On the instant, I was a small boy again. I wanted to run away, but in my adult world there was no longer any place to which I could flee—and I was curious about what was going on in the old house. There was enough corroboration of Sammy’s story to make it clear that he had seen something. But old people sitting in big chairs? I went slowly and self-consciously through the drifts of moist leaves, inhaling the toadstool smell of decay, and moved along the side of the house towards crawling blackness. It seemed impossible that there could be anybody within those flaking walls—the light must have been left burning, perhaps weeks earlier, by a careless real estate man.

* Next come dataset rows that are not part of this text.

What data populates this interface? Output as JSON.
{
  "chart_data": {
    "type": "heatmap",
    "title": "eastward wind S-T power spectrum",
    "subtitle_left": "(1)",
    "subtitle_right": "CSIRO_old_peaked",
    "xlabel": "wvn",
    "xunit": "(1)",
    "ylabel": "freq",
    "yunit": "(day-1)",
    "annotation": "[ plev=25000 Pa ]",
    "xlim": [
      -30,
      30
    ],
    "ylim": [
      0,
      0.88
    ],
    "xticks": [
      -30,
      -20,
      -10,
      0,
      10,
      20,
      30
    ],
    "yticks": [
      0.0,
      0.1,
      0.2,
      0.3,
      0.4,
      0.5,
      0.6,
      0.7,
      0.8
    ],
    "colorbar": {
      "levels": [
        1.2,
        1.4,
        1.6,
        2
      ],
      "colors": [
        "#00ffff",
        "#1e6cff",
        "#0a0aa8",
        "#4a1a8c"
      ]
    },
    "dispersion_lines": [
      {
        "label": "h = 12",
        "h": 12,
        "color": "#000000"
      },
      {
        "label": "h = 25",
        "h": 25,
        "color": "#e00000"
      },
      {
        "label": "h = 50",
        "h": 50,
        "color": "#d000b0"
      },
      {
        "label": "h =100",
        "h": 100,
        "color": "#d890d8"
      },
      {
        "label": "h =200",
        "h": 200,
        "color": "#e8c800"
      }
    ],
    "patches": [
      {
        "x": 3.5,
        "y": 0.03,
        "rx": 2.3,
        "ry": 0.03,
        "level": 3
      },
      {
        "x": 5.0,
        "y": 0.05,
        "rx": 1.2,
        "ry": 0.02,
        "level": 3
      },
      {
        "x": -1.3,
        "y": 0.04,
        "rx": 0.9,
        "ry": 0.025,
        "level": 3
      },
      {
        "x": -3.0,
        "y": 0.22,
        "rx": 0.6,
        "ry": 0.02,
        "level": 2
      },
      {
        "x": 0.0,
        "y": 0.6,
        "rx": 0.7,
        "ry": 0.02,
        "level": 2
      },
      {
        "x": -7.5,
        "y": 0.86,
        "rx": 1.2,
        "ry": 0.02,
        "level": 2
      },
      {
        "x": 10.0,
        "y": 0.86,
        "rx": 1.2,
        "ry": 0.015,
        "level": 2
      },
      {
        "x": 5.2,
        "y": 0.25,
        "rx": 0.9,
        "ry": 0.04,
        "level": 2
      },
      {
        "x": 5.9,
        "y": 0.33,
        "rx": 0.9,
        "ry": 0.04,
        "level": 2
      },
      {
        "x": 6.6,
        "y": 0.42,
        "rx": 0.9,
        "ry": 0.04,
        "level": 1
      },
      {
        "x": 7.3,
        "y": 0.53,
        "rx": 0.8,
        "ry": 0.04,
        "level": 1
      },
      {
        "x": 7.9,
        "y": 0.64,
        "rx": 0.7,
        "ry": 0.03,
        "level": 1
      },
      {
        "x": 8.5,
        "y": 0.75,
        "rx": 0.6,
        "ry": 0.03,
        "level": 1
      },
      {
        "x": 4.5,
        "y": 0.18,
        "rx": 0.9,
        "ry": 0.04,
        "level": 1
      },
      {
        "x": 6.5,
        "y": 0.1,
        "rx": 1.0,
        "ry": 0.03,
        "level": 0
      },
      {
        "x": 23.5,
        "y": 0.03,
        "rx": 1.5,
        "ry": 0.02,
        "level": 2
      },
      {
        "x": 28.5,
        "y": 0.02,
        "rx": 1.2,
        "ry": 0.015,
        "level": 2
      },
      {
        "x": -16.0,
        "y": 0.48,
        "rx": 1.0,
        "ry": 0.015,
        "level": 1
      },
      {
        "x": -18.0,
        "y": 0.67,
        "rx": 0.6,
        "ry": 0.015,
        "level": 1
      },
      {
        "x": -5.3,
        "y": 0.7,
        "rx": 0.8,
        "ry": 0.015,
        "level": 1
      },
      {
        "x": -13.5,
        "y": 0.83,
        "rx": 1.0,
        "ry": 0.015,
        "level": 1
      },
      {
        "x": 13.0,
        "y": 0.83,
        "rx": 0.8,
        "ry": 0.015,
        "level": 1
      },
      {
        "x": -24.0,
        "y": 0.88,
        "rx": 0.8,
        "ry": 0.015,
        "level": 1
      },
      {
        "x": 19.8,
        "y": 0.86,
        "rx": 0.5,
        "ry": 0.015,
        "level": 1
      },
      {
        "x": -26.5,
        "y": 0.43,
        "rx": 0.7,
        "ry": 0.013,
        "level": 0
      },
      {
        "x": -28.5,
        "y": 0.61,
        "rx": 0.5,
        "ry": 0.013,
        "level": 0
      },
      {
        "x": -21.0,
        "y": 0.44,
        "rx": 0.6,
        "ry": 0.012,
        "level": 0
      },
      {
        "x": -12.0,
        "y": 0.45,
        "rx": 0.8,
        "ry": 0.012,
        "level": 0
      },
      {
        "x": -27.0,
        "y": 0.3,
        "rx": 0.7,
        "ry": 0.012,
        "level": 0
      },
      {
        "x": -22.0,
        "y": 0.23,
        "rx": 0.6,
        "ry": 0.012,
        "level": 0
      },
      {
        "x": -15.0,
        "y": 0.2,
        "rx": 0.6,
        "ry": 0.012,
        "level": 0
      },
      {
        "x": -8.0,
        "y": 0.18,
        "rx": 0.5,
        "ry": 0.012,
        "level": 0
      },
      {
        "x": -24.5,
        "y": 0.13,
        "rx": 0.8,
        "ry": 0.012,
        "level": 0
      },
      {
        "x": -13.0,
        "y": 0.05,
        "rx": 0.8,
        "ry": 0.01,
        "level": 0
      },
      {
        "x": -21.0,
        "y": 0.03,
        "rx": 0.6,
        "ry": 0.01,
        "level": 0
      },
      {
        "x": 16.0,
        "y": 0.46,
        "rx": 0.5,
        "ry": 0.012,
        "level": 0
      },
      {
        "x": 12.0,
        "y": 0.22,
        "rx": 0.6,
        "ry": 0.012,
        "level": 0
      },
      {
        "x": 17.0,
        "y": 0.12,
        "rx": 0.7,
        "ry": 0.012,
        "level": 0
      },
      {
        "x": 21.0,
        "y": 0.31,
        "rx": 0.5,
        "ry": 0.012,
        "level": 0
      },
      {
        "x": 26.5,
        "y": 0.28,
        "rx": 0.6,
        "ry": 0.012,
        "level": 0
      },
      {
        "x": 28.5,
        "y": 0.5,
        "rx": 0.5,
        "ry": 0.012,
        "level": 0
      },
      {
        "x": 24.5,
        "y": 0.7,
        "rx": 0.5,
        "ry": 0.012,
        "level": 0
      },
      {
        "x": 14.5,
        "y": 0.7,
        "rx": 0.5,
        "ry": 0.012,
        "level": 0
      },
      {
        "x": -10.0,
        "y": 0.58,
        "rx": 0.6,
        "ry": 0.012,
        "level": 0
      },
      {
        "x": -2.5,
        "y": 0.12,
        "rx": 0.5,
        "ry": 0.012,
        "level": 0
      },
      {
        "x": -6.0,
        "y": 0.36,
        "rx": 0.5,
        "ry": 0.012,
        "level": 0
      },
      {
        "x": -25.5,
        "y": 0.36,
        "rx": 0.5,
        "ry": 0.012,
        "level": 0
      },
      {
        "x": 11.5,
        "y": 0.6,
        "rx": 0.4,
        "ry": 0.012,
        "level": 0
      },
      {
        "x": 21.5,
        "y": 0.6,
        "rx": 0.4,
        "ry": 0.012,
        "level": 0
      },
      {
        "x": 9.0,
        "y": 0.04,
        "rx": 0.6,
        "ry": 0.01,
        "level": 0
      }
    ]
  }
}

I skirted a heap of rubbish and reached the back of the house. A board had been loosened on one of the downstairs windows, creating a small triangular aperture through which streamed a wan lemon radiance. I approached it quietly and looked in. The room beyond was lit by a naked bulb and contained perhaps eight armchairs, each of which was occupied by an old man or an old woman. Most were reading magazines, but one woman was knitting. My eyes took in the entire scene in a single sweep, then fastened on the awful, familiar face of the woman in the chair nearest the window.